Ceci n’est pas un mur,

Monument aux morts, Père Lachise, par Eugène Atget

mais le monument aux morts du Père Lachaise. Oui, il y a là un monument aux morts dans ce cimetière, il y en a même plusieurs, en particulier militaires. Celui-là est dédié à tous les morts et a été conçu par le sculpteur Albert Bartholomé, il est édifié au bout de l’allée Principale, face à l’entrée (principale) du cimetière, depuis 1899. La photographie est due à Eugène Atget, elle a été prise vers 1900, elle est disponible sur Gallica, où je l’ai cherchée (et trouvée). Si ce monument figure dans cet article, c’est à cause d’une autre photographie (de 1917), qui se trouve elle aussi sur Gallica, sans nom d’auteur et que voici:

monumentauxmortsgallica

— vous pouvez cliquer sur l’image pour l’agrandir et voir le titre que lui donne la Bibliothèque nationale de France (avec un peu de chance, ceci disparaîtra de Gallica avant que le présent article disparaisse).

Ceci non plus

auxvictimes

n’est pas un mur, comme la photographie le montre (le démontre, même), mais un monument, et plus précisément un bas-relief. Il se nomme

Aux victimes des révolutions

(quel titre!) et se trouve le long de l’enceinte nord du Père-Lachaise et de l’avenue Gambetta, dans le square Samuel de Champlain. Ce faux mur a été conçu par le sculpteur Paul Moreau-Vauthier, la preuve, il l’a signé

begonias

(au moins, les bégonias sont rouges). Il a été acquis par le conseil municipal de Paris en 1908, placé là en 1909 et… jamais inauguré officiellement.

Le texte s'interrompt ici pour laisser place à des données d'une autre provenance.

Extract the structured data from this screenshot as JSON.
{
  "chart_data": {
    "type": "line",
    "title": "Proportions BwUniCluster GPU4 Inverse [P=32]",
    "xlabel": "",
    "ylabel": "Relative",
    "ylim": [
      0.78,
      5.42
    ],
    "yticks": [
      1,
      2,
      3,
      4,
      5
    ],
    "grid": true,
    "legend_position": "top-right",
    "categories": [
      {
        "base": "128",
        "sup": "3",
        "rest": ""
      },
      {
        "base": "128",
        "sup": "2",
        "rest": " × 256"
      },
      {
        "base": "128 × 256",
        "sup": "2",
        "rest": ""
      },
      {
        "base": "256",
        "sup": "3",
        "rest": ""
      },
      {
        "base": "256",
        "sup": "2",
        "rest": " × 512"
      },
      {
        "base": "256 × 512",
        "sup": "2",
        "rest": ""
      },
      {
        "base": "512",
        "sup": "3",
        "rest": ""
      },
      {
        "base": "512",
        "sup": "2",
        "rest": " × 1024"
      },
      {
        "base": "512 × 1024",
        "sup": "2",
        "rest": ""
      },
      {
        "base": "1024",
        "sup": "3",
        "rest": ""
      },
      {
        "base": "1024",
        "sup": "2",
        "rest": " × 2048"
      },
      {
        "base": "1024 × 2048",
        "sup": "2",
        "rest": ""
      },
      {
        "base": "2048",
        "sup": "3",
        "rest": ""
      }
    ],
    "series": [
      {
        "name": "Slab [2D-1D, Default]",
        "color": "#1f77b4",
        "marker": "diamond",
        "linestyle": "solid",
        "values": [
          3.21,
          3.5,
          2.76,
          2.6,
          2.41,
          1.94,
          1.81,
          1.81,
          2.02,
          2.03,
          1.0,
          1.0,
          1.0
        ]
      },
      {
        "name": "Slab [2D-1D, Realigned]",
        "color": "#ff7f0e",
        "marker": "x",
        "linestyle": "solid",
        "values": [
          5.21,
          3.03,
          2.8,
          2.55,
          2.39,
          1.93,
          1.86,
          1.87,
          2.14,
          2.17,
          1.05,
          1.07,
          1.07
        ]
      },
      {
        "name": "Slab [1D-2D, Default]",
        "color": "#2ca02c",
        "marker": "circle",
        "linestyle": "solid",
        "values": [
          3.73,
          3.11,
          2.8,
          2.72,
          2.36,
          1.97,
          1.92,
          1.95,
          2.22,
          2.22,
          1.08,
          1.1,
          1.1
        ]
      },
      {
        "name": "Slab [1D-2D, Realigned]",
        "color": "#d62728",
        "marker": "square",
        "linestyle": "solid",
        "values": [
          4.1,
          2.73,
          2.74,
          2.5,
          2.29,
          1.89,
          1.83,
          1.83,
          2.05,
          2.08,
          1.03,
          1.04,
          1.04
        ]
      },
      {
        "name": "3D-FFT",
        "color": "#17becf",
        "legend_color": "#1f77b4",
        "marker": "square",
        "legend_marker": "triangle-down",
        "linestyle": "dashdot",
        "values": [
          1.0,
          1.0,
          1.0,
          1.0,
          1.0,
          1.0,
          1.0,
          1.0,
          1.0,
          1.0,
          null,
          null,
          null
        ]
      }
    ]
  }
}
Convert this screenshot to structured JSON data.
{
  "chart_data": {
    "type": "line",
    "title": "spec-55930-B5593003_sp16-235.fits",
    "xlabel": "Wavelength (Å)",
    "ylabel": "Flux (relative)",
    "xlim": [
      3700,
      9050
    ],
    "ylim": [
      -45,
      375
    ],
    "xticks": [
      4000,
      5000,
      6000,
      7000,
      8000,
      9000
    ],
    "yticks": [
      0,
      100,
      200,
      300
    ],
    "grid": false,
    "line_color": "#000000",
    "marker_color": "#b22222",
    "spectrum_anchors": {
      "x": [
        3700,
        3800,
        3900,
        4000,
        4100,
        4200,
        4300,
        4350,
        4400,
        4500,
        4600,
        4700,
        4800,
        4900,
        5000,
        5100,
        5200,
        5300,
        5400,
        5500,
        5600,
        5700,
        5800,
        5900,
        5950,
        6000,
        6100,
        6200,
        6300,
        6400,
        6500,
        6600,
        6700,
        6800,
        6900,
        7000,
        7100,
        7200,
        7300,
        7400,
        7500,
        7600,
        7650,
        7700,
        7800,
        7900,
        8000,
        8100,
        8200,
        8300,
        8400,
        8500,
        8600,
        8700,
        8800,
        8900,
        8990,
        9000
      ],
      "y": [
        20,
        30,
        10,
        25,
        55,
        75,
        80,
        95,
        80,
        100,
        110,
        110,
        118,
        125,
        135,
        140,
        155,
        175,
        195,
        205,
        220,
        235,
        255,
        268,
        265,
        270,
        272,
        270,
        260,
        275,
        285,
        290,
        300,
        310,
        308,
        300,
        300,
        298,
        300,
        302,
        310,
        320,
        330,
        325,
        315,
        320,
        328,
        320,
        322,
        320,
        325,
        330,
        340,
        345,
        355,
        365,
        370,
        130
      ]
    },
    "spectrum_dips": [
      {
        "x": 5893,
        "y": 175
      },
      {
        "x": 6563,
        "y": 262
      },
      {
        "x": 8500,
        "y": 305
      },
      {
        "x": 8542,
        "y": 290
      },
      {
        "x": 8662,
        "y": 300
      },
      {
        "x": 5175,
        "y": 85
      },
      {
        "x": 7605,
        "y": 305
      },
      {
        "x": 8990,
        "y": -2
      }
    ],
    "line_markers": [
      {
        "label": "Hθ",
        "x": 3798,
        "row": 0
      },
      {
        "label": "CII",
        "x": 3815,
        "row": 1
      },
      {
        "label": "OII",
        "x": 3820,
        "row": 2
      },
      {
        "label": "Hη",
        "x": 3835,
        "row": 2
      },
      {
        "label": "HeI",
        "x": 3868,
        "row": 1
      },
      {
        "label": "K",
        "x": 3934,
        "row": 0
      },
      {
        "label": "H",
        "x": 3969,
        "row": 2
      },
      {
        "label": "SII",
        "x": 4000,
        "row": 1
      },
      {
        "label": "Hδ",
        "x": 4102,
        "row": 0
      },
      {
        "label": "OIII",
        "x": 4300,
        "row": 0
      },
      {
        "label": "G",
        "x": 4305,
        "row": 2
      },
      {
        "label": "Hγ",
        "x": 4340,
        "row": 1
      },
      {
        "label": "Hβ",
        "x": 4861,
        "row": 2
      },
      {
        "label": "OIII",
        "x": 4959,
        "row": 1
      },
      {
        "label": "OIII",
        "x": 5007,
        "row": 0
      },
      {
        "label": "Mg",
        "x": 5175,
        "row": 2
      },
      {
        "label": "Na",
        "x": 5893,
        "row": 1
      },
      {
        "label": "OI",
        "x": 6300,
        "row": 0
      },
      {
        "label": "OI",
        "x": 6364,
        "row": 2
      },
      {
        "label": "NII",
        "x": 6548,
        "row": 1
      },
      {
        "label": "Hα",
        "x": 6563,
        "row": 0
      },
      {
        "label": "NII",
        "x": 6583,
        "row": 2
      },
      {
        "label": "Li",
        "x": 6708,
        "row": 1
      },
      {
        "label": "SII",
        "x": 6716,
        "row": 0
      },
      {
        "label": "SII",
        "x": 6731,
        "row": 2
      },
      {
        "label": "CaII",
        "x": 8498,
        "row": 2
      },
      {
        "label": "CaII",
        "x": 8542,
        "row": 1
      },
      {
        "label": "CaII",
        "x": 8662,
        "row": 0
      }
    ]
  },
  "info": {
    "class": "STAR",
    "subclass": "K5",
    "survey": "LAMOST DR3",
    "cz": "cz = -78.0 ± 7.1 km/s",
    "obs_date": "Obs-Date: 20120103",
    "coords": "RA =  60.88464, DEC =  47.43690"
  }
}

Il arrive, paraît-il, que l’on prenne le monument « Aux victimes des révolutions » pour « le » Mur, le nôtre, celui auquel cette série d’articles est dédiée.

Le Mur, lui, pourrait être dédié aux victimes de la contre-révolution!

On dit que le monument « Aux victimes de révolutions » a été réalisé avec les « vraies » pierres du « vrai » mur. Il est certain en tout cas qu’il s’agit d’un amalgame curieux: on dit aussi que, parmi les bas-reliefs figure le visage de l’archevêque Darboy, un des otages exécutés le 24 mai 1871 (voir l’article consacré à ces otages, avec sa « fausse » photo).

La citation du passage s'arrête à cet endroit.